I guess another option would be using some ssh port tunneling fu to bring the various web based consoles to my local machine. I haven't done much with that yet.

My goal is to monitor the small businesses that I work for. Do some periodic (nightly) analysis to determine "what's on the wire". Mitigate the threats, and educate the owners and users. I'm fighting the losing battle in the small business arena where there is little or no funding for this sort of thing. Owners are almost clueless. It's very frustrating.

Anyway thanks very much for your help. If you have any ideas that would be applicable to this task, you have my ear!

Ralph

[Jeremy Hoel]

Some other options could include:

Sending the alerts via rsyslog to a common SIEM.  Since the alerts would be tagged from the sites real ip address they could be labeled in the SIEM based on that unique field and you could quickly see the text of the alerts and then for more info, log into the site to do work.  The data itself would remain at the site but you could get quick reports and see trends across all of them.

You could use openvpn on the main sensors with port forwarding at the edge to get access to each local site and work 'on' their network with your tools.

If you had a static IP and they have a firewall and port forwarding you could connect directly

Ssh tunnels is a good option but there are multiple ports if you use more then just the web tools (sguil)

I'm willing to guess that each site is going to be different though in regards to access and ability to use the same connection method. 

[Matt Gregory]

Actually, you don't need to use RDP to connect remotely to a server or standalone box located on your customers' premises.  Instead, install the Security Onion ISO in a VM on a local machine, but without running sosetup.  Then, you can connect to all the web interfaces (e.g., Squert, Snorby, ELSA) via a web browser.  You can also run Sguil in your local VM and just point it at your customers' SO boxes.

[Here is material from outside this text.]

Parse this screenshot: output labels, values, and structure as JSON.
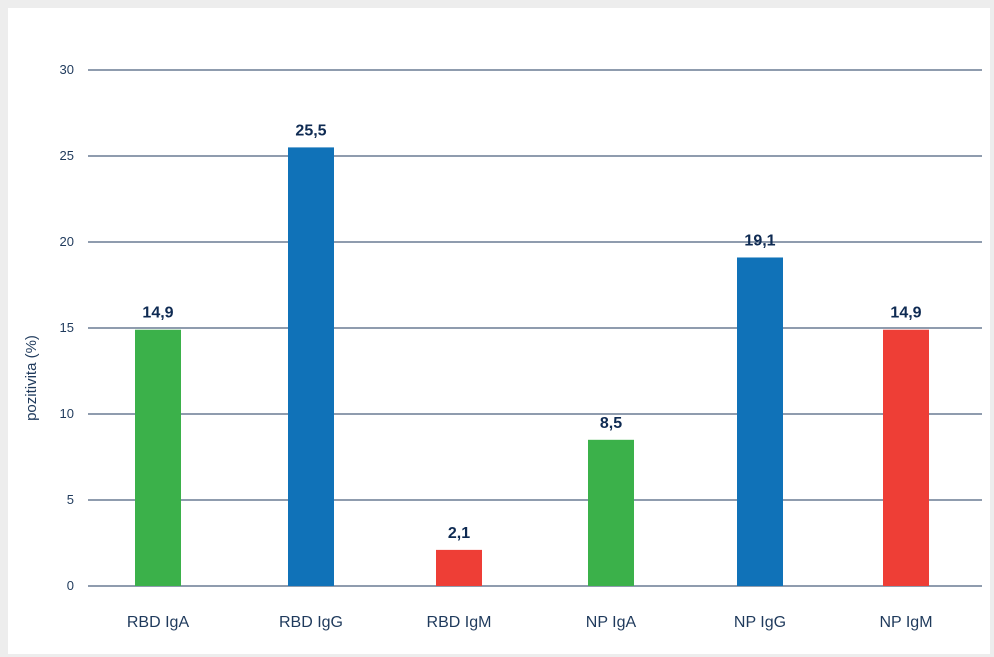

Lastly, you can SSH into the boxes for administration. You'll, of course, have to make sure you have appropriate firewall/routing/proxy settings configured at each location to allow you to remote in.

Alternatively, you could do a distributed deployment like you originally mentioned, with the SO server on your local premises and still connecting to it with an SO VM as described above. I would still recommend having a separate server for each customer so that you are not co-mingling their data.

Matt

[Ralph T]

Thanks to Matt and Jeremy for some great ideas and insight.